Catnip (Nepata cataria) is a perennial herb with fuzzy stems and heart-shaped, fuzzy leaves. From July to September, the catnip plant will produce pale lavender, tube-shaped blooms with purple speckles. If you want to make your favorite kitty happy, a catnip plant in the herb garden is a great way to begin. Although catnip is often planted for kitties, the herb is beneficial for humans too and is often brewed into tea.
Prepare the soil in a sunny spot in your garden. Use a hoe or spade to work the soil to a depth of 6 to 8 inches. Be sure to choose a well-drained spot, as catnip will rot in soggy soil. If you have a cat, plant the catnip in the back of the garden or in a hidden corner. Cats enjoy rolling in catnip, which can give the plant a messy appearance.
Plant catnip seeds directly in the garden. Make a shallow trench with the corner of a hoe. Plant the seeds about 4 to 6 inches apart in the trench and cover them with a light dusting of soil.
Water the area carefully immediately after planting, using a hose with a fine spray attachment. Keep the soil damp until the seeds germinate. After that time, water the catnip deeply, saturating the soil to a depth of about 8 inches. Allow the soil to dry out before watering again.
Thin the catnip when the seedlings are about 5 inches tall. Leave the healthiest seedlings in place, and allow 12 to 18 inches between each plant.

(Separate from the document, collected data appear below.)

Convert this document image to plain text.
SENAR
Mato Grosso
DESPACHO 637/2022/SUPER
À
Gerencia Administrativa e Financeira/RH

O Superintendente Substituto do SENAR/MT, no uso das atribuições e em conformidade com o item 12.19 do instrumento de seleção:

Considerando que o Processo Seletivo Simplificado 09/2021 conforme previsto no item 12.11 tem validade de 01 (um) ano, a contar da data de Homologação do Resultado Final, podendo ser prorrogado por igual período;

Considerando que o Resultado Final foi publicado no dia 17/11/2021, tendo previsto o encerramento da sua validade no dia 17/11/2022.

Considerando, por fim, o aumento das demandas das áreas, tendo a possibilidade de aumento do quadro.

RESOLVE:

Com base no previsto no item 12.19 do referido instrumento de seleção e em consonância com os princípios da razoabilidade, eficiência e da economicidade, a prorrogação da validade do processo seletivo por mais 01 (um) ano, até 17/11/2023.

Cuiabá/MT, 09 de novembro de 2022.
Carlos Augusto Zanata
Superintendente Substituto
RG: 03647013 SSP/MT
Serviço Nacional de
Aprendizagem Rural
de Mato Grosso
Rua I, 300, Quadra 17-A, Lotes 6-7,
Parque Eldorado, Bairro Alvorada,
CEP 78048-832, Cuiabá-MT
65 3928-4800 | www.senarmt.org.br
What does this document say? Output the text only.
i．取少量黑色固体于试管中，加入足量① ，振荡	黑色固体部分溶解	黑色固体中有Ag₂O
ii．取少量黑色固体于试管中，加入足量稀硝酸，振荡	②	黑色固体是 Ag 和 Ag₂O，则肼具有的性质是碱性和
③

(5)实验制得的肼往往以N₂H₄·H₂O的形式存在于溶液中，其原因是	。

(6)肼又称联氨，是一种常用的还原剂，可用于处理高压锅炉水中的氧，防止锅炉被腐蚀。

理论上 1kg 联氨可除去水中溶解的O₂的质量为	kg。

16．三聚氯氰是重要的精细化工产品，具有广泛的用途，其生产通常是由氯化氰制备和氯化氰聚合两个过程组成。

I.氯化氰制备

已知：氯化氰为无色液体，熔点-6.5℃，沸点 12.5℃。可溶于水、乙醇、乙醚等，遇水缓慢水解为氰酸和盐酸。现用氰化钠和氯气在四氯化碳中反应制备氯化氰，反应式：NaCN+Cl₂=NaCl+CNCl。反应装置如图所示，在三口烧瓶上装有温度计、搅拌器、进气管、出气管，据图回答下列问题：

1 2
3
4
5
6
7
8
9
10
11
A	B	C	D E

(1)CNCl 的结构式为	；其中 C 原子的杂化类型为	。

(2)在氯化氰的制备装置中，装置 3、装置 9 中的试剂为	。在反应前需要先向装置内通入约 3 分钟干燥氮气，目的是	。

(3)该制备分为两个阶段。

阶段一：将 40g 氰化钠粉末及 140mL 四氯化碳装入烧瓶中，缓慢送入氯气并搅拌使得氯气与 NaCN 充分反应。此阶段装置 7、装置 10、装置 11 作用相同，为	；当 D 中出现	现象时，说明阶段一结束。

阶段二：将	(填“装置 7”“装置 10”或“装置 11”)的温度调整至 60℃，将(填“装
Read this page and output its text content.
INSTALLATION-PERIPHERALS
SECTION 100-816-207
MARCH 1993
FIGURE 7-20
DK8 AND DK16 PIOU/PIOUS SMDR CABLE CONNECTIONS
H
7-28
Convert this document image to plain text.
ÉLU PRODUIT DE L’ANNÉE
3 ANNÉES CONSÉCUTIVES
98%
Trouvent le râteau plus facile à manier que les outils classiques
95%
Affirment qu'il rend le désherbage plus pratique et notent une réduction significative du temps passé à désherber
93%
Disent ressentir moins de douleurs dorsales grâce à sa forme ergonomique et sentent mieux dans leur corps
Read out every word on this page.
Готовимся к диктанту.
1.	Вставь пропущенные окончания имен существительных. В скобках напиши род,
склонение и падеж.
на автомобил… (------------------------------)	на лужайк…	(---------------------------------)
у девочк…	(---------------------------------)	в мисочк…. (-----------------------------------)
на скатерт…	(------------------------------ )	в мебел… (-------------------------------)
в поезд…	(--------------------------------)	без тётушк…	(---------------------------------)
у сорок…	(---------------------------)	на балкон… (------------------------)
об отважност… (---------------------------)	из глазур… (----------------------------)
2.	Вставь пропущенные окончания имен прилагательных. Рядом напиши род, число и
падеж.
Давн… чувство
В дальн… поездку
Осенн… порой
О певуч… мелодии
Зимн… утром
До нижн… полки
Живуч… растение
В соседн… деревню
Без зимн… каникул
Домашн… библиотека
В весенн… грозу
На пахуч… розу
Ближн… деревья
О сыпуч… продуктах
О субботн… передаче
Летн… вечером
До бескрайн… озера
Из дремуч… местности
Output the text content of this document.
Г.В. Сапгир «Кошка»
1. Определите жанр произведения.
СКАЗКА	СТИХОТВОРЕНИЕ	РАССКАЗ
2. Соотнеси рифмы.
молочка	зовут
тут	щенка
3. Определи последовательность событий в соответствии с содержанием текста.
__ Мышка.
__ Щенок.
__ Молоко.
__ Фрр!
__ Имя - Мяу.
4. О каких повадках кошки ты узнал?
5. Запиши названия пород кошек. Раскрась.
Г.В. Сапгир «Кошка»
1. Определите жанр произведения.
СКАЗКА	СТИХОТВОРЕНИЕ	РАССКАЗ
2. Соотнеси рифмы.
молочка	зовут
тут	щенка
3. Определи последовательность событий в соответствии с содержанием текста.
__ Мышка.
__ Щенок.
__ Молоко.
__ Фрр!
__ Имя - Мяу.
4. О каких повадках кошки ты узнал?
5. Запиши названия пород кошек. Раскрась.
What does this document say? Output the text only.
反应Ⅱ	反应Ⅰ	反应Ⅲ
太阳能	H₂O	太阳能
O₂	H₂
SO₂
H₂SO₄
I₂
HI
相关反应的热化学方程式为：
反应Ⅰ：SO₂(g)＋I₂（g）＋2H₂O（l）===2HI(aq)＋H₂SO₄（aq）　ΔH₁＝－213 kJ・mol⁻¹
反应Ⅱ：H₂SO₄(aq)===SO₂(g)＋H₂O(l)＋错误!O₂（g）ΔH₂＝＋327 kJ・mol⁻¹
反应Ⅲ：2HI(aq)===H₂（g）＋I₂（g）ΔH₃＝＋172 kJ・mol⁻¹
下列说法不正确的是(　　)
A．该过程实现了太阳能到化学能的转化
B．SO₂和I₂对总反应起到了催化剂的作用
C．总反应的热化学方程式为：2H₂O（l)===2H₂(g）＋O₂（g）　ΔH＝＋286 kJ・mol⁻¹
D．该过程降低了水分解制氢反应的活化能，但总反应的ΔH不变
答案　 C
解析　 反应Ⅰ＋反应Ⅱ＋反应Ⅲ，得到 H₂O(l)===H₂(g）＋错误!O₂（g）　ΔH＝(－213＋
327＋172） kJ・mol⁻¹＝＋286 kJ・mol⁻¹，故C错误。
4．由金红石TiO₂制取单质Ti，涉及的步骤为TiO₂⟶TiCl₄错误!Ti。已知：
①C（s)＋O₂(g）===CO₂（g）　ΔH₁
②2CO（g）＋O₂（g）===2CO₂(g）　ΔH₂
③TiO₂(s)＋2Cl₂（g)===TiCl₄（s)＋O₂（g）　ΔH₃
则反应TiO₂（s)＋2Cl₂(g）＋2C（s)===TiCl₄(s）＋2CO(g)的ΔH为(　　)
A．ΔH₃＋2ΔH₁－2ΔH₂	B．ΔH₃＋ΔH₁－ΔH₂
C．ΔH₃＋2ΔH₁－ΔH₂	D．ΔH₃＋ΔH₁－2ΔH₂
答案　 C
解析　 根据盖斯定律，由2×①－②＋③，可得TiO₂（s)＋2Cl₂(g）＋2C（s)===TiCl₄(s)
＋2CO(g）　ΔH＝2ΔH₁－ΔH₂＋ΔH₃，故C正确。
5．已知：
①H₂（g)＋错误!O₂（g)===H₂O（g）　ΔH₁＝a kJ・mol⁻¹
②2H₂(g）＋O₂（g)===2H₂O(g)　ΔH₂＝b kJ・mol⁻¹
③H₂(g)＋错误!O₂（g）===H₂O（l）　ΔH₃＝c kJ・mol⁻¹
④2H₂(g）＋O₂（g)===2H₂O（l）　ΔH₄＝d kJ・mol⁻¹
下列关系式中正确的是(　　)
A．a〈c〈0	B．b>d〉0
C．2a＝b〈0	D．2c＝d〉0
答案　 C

Use the catnip as needed, as trimming will promote continued growth. Cut the catnip plants down to the ground after the first bloom, and the plant will regrow and will soon bloom again. Catnip plants should be cut down in early spring to remove old growth from the previous year.
Spread 2 to 3 inches of mulch, such as straw or shredded bark, around the plants before the first freeze. Although catnip is cold-tolerant and is hardy as low as USDA Plant Hardiness Zone 3, mulch will protect the roots from damage caused by freezing and thawing.